Combustível de fusão gera mais energia do que recebe pela primeira vez

Combustível de fusão gera mais energia do que recebe pela primeira vez


A habilidade de manter um processo que gere mais energia do que é usada para iniciá-lo de uma forma que não produza detritos tóxicos ou esgote os recursos naturais do planeta é certamente um dos maiores objetivos dos cientistas do mundo inteiro – e talvez a única coisa que possa efetivamente salvar nosso planeta. E um novo avanço nas pesquisas nucleares fez com que esse feito se torne um pouco mais possível.
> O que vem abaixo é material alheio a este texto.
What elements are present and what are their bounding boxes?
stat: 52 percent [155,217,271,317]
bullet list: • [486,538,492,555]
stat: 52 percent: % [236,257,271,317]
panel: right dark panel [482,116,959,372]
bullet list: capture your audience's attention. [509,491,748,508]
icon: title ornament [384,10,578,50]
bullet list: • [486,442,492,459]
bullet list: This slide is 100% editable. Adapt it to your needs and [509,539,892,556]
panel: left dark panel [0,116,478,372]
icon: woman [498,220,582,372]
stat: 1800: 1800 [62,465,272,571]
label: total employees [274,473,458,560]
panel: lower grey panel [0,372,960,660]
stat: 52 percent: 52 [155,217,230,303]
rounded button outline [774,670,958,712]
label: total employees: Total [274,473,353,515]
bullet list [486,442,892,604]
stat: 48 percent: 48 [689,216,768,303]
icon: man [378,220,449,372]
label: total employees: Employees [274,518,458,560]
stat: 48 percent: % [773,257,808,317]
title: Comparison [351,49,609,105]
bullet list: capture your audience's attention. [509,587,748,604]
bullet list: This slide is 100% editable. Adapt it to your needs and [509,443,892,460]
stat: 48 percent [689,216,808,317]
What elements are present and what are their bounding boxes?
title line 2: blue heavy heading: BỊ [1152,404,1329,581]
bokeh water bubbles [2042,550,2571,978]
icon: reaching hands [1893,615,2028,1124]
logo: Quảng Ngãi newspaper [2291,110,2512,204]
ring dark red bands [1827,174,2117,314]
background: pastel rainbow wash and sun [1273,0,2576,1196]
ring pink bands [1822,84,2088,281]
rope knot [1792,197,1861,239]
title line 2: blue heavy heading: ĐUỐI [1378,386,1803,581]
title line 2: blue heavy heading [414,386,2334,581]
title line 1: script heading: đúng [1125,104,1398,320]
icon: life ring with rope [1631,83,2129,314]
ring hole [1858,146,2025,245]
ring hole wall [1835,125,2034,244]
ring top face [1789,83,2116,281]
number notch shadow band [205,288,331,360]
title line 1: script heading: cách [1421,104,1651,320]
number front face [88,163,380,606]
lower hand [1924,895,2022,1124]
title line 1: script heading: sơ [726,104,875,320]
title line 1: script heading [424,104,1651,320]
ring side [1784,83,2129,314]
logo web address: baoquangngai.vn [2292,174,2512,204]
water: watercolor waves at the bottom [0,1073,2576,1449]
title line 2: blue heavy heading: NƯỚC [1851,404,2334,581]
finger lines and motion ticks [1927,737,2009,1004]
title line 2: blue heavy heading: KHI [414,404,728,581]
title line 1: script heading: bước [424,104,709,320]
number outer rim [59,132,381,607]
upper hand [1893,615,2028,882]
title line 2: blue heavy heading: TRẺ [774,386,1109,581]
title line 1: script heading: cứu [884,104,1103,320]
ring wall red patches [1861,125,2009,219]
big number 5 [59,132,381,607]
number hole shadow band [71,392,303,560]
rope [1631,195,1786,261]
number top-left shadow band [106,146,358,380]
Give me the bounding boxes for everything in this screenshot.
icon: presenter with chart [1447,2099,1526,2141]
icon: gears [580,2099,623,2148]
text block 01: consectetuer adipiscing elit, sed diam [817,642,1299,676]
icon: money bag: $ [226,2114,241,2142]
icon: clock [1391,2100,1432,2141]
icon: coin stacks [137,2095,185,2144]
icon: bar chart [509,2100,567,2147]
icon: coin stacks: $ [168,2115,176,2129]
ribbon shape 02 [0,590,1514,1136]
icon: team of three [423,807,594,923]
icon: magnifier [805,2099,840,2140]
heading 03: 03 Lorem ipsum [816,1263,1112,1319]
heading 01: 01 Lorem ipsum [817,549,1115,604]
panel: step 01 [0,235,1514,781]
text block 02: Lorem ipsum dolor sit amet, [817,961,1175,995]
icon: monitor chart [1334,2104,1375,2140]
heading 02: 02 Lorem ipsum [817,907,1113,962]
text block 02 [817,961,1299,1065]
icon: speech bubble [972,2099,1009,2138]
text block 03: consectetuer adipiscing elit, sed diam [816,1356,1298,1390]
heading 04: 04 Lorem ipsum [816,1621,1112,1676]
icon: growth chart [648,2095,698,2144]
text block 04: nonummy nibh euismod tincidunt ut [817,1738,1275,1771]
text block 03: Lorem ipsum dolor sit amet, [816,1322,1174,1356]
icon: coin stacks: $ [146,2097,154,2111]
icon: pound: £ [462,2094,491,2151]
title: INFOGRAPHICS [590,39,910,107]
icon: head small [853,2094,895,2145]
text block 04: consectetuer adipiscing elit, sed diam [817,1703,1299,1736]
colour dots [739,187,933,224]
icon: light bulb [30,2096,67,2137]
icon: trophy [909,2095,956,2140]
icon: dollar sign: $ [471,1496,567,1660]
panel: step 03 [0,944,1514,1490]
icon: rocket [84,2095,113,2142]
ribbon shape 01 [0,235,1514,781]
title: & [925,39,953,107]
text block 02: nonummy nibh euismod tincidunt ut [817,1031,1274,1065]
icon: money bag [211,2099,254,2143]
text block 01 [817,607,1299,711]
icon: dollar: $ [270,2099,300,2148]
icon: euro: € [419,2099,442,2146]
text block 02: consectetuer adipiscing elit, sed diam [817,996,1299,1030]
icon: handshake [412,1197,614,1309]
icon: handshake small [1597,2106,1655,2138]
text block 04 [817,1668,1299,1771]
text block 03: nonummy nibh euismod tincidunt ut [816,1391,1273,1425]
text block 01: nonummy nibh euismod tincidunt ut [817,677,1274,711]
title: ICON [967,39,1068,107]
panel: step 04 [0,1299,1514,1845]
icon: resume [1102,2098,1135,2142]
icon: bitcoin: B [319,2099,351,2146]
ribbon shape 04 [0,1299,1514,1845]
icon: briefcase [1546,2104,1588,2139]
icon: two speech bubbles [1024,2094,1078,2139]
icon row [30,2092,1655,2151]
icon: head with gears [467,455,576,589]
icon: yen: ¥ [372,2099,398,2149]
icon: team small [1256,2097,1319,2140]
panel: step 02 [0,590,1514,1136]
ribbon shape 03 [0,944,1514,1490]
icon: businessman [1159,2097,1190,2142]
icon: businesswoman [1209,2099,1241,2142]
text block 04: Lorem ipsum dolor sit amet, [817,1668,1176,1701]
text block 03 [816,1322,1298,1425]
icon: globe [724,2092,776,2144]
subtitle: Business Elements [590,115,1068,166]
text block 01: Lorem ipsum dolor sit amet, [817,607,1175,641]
Pesquisadores norte-americanos das Instalações de Ignição Nacional do Laboratório Nacional Lawrence Livermore, na Califórnia, conseguiram finalmente com que uma sequência de reações de fusão gerasse mais energia do que é gasta pelos lasers que a inicia. Embora a emissão energética ainda não tenha chegado a níveis que superem o que é consumido pelo processo como um todo, esse ainda é um passo significativo.

Vale ressaltar que até o ano passado, os cientistas anunciaram ter conseguido apenas produzir mais energia por meio da reação de fusão do que a quantidade que era absorvida pelo combustível, e não do que a que era inserido pelos pesquisadores no material. Mas o pequeno sucesso divulgado agora exige um processo complicado e cuidados extremos.

Um grande pequeno passo


Combustível de fusão gera mais energia do que recebe pela primeira vez

Tentando replicar as condições presentes no núcleo do nosso Sol, os cientistas disparam poderosos lasers em uma pequena quantidade de combustível que envolve o interior de uma cápsula esférica de ouro com dois milímetros de diâmetro. 

O metal precioso então começa a emitir raios-X que aquecem a bolota drasticamente e a fazem implodir e leva a cobertura (que contem isótopos de hidrogênio chamados trítio e deutério) a se fundir parcialmente.

A chave para o sucesso atual foi uma dose adicional de cautela, atingida por meio de uma modificação no pulso de laser para que ele não rompesse a concha usada no processo necessário de compressão do combustível, aumentando o rendimento de energia. Ainda assim, a quantidade liberada não passou dos 17 kilojoules – o que significa que ainda estamos bem longe de reatores de fusão nuclear a laser.

Dessa forma, o avanço se configura como uma vitória pequena, mas que ainda nos deixa distantes de resolver as questões energéticas mundiais. Embora o resultado ajude consideravelmente os planos formativos para a construção de um reator de fusão, por enquanto o objetivo principal do projeto em questão vai continuar sendo entender como a reserva nuclear dos EUA vem envelhecendo – e quais os riscos que isso representa.